Private Equity Firms Going After Primary-Care Practises in the US


April 20, 2015

The healthcare industry in the US is going through some changes, as the country is getting used to the new system under the Affordable Healthcare Act. Private equity firms have sensed an opportunity and moved on from buying traditional high-reimbursement medical groups towards companies working in primary-care and managed-care space.


Increase in Deal Numbers
A Modern Health report looked in to the change in the industry and noticed private equity firms are increasingly interested in these relatively small primary-care groups. Its first quarter mergers and acquisitions watch found a total of 294 deals. This was a hefty increase of 25.1% from the first quarter deals done in 2014. Furthermore, deal value more than doubled. It increased from $48.9 billion to $97.9 billion.


Interestingly, the provider sector managed to attract a lot more deals, increasing by 46.8% in the first quarter. The total value of these provider sector deals also increased to an almost four times higher total from 2014. In the first quarter of 2015, provider sector deal value stood at $18 billion.


Why Primary-Care Sector?
The changes in healthcare legislation in the US have also meant changes in the whole industry. New ways of delivering care along with new payment models have been introduced by smaller healthcare service providers. Value-based care is increasingly important in the country and investors want to be in the middle of it all right from the start.


Although the industry is still going through a lot of uncertainty, this uncertainty is not necessarily bad for private equity. Todd Spaanstra, a partner at Crowe Horwath’s accounting and consulting firm, told the Modern Healthcare that private equity firms are well suited for betting and investing in these shared-savings payment models in the sector.


The primary-care sector provides better long-term opportunities to sell the companies onwards to insurers or health systems. According to the article, “Primary-care groups that can demonstrate better quality and lower costs in managing medically complex patients will be valuable in a healthcare system that will increasingly reward cost-effective care.”


Private Equity Firms Competing Over Deals
There is also increased amount of competition, especially as good value primary-care groups are still hard to find in the US. One of the most recent deals includes the Oak Street Health deal from last month. The Chicago-based primary-care clinic provider went looking for investment last year and ended up talking with 40 different private equity funds. The company talked with around 15 firms, before selecting a New York-based private equity firm Harbour Point Capital.

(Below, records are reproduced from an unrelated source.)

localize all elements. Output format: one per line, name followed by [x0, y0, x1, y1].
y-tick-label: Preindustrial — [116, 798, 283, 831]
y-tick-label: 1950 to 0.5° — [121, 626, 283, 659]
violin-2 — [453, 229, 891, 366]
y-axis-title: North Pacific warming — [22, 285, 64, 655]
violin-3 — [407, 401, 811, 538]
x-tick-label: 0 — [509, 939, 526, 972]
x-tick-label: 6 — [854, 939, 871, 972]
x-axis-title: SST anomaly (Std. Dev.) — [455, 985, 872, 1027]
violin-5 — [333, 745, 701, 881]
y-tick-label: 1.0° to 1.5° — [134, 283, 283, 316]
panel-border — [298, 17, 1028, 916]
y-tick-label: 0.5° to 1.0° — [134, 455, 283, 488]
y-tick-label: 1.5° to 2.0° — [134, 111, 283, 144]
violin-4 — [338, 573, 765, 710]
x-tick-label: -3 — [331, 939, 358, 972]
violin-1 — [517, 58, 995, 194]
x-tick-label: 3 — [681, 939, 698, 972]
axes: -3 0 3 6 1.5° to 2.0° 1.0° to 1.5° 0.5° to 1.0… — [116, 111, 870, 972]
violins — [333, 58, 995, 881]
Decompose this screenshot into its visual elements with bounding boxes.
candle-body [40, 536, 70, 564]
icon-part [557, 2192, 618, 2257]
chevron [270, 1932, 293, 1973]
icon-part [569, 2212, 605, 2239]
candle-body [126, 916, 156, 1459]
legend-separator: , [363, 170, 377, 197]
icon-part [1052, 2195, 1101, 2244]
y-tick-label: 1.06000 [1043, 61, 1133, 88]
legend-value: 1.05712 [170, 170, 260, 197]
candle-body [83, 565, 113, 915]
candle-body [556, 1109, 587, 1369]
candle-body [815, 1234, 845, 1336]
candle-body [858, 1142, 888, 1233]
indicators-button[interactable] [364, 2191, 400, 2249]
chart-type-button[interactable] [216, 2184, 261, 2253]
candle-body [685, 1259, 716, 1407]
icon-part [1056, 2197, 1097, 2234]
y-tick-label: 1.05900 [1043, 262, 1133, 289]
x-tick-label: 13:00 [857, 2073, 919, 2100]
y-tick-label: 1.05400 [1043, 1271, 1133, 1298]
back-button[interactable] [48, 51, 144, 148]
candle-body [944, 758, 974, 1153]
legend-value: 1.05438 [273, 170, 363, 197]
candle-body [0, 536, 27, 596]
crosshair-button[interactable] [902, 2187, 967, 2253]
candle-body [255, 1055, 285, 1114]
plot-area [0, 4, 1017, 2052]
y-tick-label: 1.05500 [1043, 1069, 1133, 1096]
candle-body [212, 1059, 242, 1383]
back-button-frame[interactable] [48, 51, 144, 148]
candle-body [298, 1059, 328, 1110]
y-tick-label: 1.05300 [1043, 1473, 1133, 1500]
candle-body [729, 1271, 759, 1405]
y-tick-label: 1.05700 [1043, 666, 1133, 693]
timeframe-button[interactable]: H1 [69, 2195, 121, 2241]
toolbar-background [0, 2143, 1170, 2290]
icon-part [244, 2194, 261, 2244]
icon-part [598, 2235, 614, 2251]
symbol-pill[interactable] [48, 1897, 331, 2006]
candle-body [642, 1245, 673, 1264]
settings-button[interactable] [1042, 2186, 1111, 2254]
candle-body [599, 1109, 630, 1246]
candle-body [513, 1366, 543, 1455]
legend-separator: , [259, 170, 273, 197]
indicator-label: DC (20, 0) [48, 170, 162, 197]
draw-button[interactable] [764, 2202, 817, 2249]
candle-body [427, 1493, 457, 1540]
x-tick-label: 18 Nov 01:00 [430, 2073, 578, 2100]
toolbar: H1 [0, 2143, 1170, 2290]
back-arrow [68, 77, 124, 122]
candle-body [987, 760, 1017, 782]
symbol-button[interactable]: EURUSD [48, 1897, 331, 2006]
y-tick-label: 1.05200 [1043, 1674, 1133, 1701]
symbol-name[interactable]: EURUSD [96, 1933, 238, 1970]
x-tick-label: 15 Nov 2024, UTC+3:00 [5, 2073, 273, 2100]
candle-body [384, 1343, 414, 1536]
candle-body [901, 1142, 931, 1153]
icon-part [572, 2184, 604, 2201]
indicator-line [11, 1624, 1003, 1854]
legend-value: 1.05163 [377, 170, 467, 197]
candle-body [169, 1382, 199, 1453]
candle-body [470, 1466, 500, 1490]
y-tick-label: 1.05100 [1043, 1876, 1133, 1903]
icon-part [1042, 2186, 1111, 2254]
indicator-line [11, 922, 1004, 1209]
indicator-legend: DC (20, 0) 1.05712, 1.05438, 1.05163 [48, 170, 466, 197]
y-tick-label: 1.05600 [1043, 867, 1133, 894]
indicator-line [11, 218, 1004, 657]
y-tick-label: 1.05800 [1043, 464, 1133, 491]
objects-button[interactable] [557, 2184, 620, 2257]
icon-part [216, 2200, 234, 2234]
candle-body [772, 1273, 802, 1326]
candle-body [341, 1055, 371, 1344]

Mike Pykoz, the CEO of Oak Street Health, told Modern Healthcare that, “It was a competitive process to pick someone. There are not a lot of people who are doing what we’re doing.” The industry is continuing to attract private equity firms, especially as new providers are getting involved with the healthcare sector. The changing scene could benefit PE firms a lot and provide more interesting investment opportunities. It remains to be seen how many PE firms will get involved in the sector and whether the risk will pay off in the end.